Scholars who study trends in modern religion say chaplains like Cushing are evolving to meet the changing times.
"This is not the sort of ritualistic support that chaplains did in years past," says Wendy Cadge, a sociologist at Brandeis University.
"We’re in a different place in the contemporary landscape," Cadge adds, "where more and more people don’t belong to congregations, don’t have local clergy that they rely on, yet still have the same kinds of existential troubles we as humans have long had."
As fewer people seek out traditional churches for spiritual fulfillment, the faithful are going out into the world to try to fulfill what they see as God’s will.
"At least in the United States, when a vessel comes into port, customs and the Coast Guard care for the vessel itself and for the cargo, but nobody does any outreach at all to the people on board unless chaplains are there," Cadge says.
Back at the mission, cruise ship workers crowd the hallways to make last-minute purchases and pick up packages.
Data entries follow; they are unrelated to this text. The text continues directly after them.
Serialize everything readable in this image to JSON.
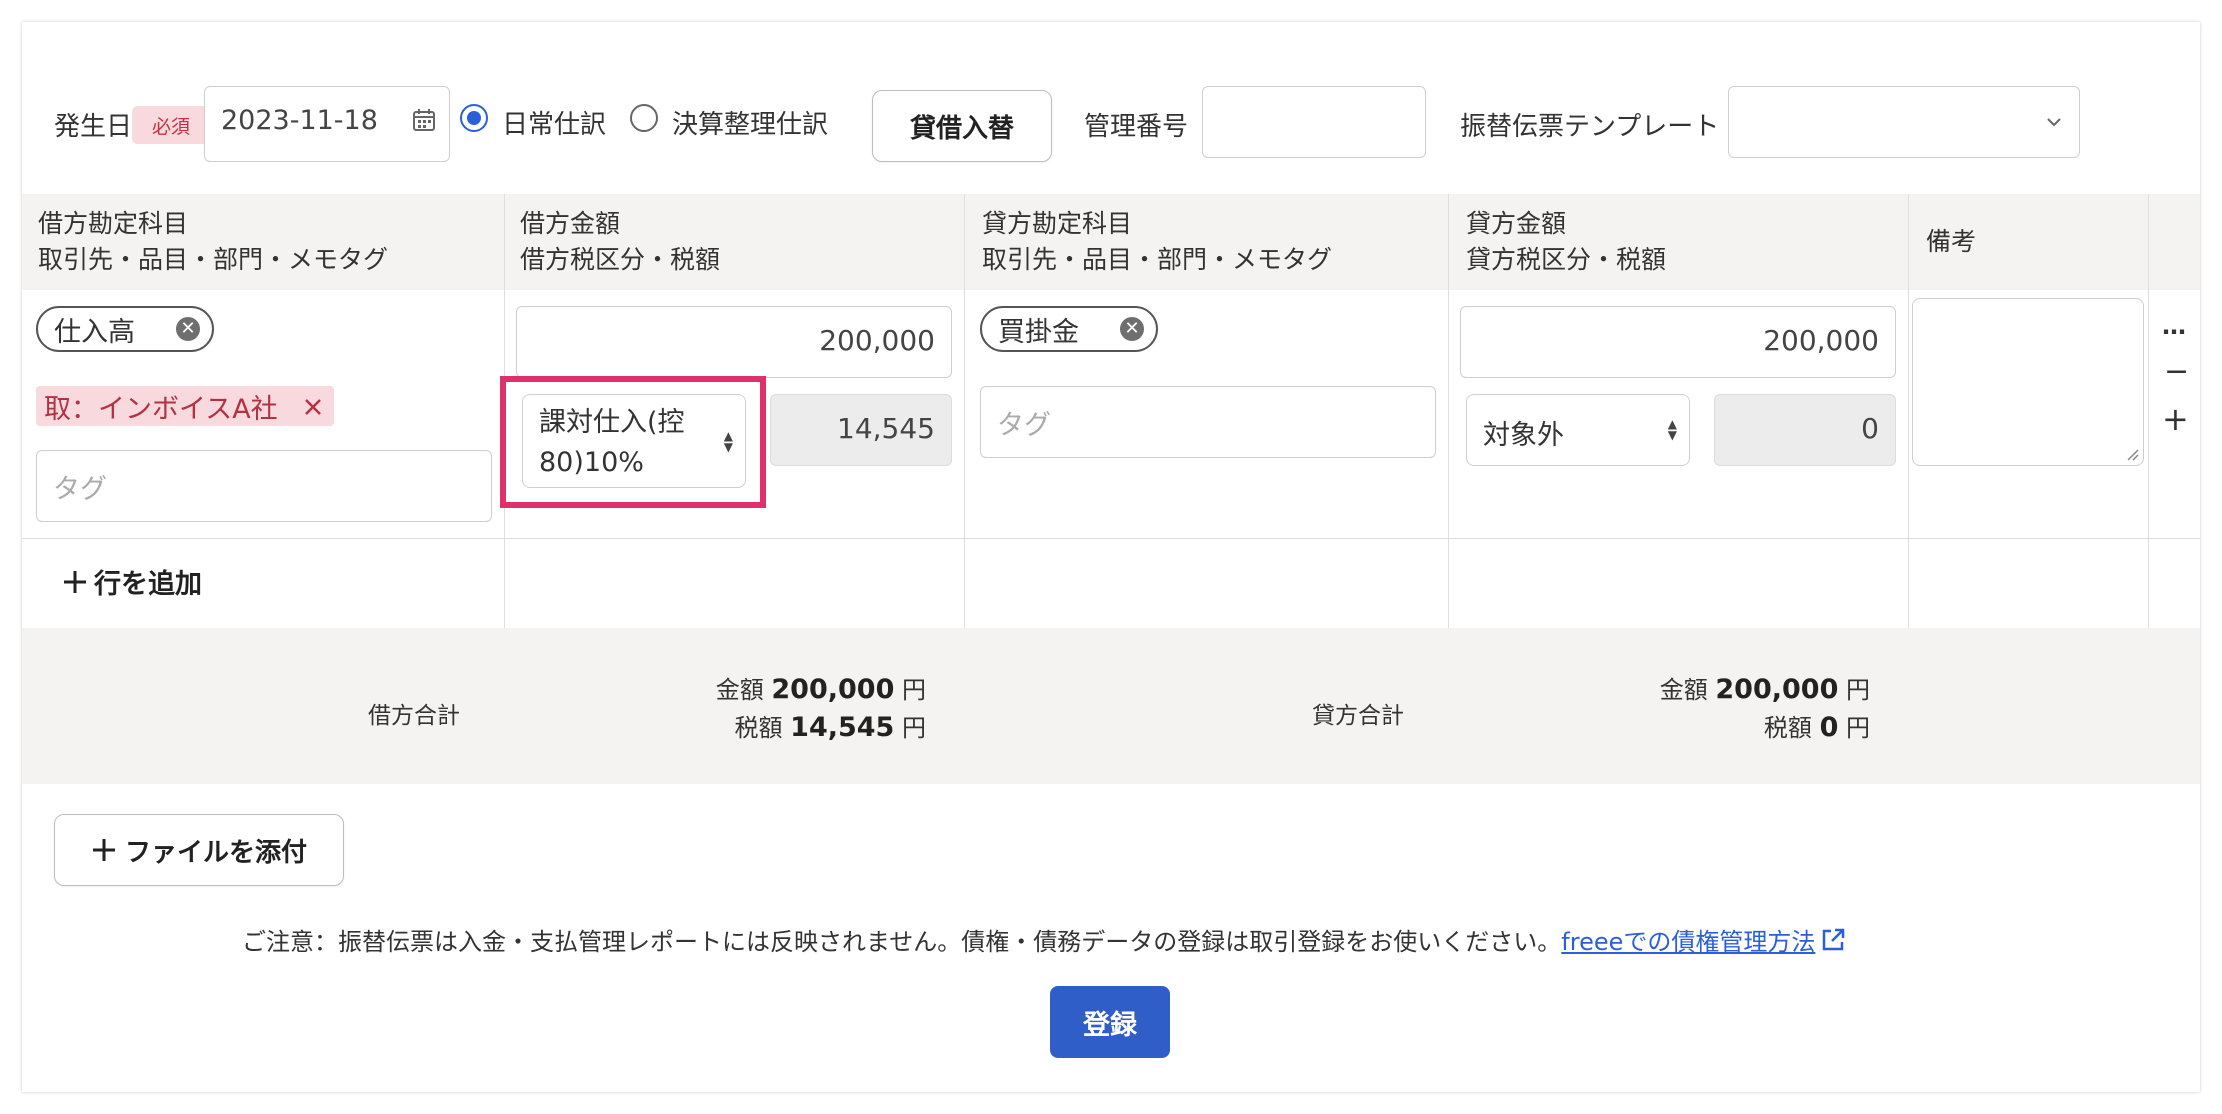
{
  "header": {
    "date_label": "発生日",
    "required_badge": "必須",
    "date_value": "2023-11-18",
    "entry_type_options": [
      "日常仕訳",
      "決算整理仕訳"
    ],
    "entry_type_selected": "日常仕訳",
    "swap_button": "貸借入替",
    "management_number_label": "管理番号",
    "management_number_value": "",
    "template_label": "振替伝票テンプレート",
    "template_value": ""
  },
  "table": {
    "columns": [
      {
        "line1": "借方勘定科目",
        "line2": "取引先・品目・部門・メモタグ"
      },
      {
        "line1": "借方金額",
        "line2": "借方税区分・税額"
      },
      {
        "line1": "貸方勘定科目",
        "line2": "取引先・品目・部門・メモタグ"
      },
      {
        "line1": "貸方金額",
        "line2": "貸方税区分・税額"
      },
      {
        "line1": "備考",
        "line2": ""
      }
    ],
    "row": {
      "debit_account": "仕入高",
      "debit_partner_tag": "取：インボイスA社",
      "debit_tag_placeholder": "タグ",
      "debit_amount": "200,000",
      "debit_tax_category": "課対仕入(控80)10%",
      "debit_tax_category_line1": "課対仕入(控",
      "debit_tax_category_line2": "80)10%",
      "debit_tax_amount": "14,545",
      "credit_account": "買掛金",
      "credit_tag_placeholder": "タグ",
      "credit_amount": "200,000",
      "credit_tax_category": "対象外",
      "credit_tax_amount": "0",
      "memo": ""
    },
    "row_actions": {
      "more": "…",
      "remove": "−",
      "add": "+"
    },
    "add_row": "行を追加"
  },
  "totals": {
    "debit_label": "借方合計",
    "credit_label": "貸方合計",
    "amount_label": "金額",
    "tax_label": "税額",
    "unit": "円",
    "debit_amount": "200,000",
    "debit_tax": "14,545",
    "credit_amount": "200,000",
    "credit_tax": "0"
  },
  "attach_button": "ファイルを添付",
  "notice": {
    "text": "ご注意：振替伝票は入金・支払管理レポートには反映されません。債権・債務データの登録は取引登録をお使いください。",
    "link": "freeeでの債権管理方法"
  },
  "submit_button": "登録",
  "colors": {
    "accent": "#2f5ec9",
    "highlight": "#e0306a",
    "required_bg": "#f8d9dd",
    "required_text": "#c8303f"
  }
}
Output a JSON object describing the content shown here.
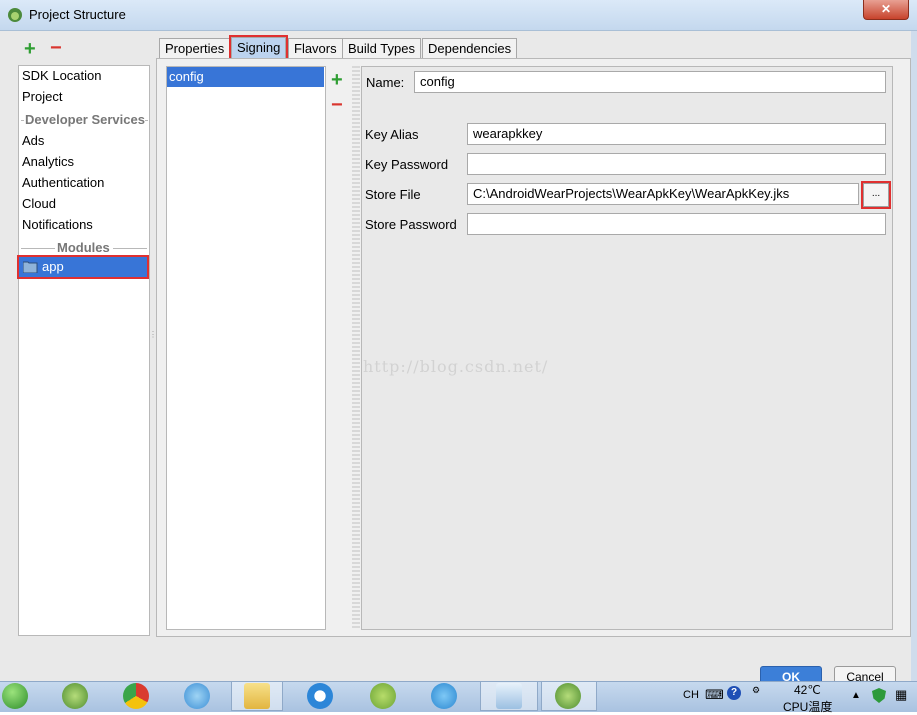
{
  "window": {
    "title": "Project Structure",
    "close_glyph": "✕"
  },
  "left": {
    "add_glyph": "+",
    "remove_glyph": "−",
    "items": [
      {
        "label": "SDK Location"
      },
      {
        "label": "Project"
      }
    ],
    "developer_services_header": "Developer Services",
    "services": [
      {
        "label": "Ads"
      },
      {
        "label": "Analytics"
      },
      {
        "label": "Authentication"
      },
      {
        "label": "Cloud"
      },
      {
        "label": "Notifications"
      }
    ],
    "modules_header": "Modules",
    "module": "app"
  },
  "tabs": [
    {
      "label": "Properties"
    },
    {
      "label": "Signing"
    },
    {
      "label": "Flavors"
    },
    {
      "label": "Build Types"
    },
    {
      "label": "Dependencies"
    }
  ],
  "signing": {
    "configs": [
      "config"
    ],
    "add_glyph": "+",
    "remove_glyph": "−",
    "name_label": "Name:",
    "name_value": "config",
    "key_alias_label": "Key Alias",
    "key_alias_value": "wearapkkey",
    "key_password_label": "Key Password",
    "key_password_value": "",
    "store_file_label": "Store File",
    "store_file_value": "C:\\AndroidWearProjects\\WearApkKey\\WearApkKey.jks",
    "browse_label": "...",
    "store_password_label": "Store Password",
    "store_password_value": ""
  },
  "watermark": "http://blog.csdn.net/",
  "buttons": {
    "ok": "OK",
    "cancel": "Cancel"
  },
  "taskbar": {
    "lang": "CH",
    "temp": "42℃",
    "temp_label": "CPU温度"
  },
  "colors": {
    "selection": "#3875d7",
    "highlight_box": "#e03030",
    "add": "#2f9e33",
    "remove": "#d9362f"
  }
}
A worker named Joaquin grabs a couple cans of Spam off a shelf in the mission's store. He says he’s grateful for the convenience.
"What I love is that if I want to buy something that I cannot go out to buy ... they have it," he says. "I love it."
As shoppers leave, Cushing and his volunteers clean up, re-stock shelves, and close the metal door to the mission.
Cashier Cheri Sperr says she’ll be back. Because to her, this seaport mission is church.
"We think that we’re doing church-y stuff when we’re like, singing songs at church. And I’m not saying that’s not important," she says. "I’m just saying, when you look at how Christ lived, this is how he lived. He would be here, running the convenience store for the seafarers. That’s where he would be."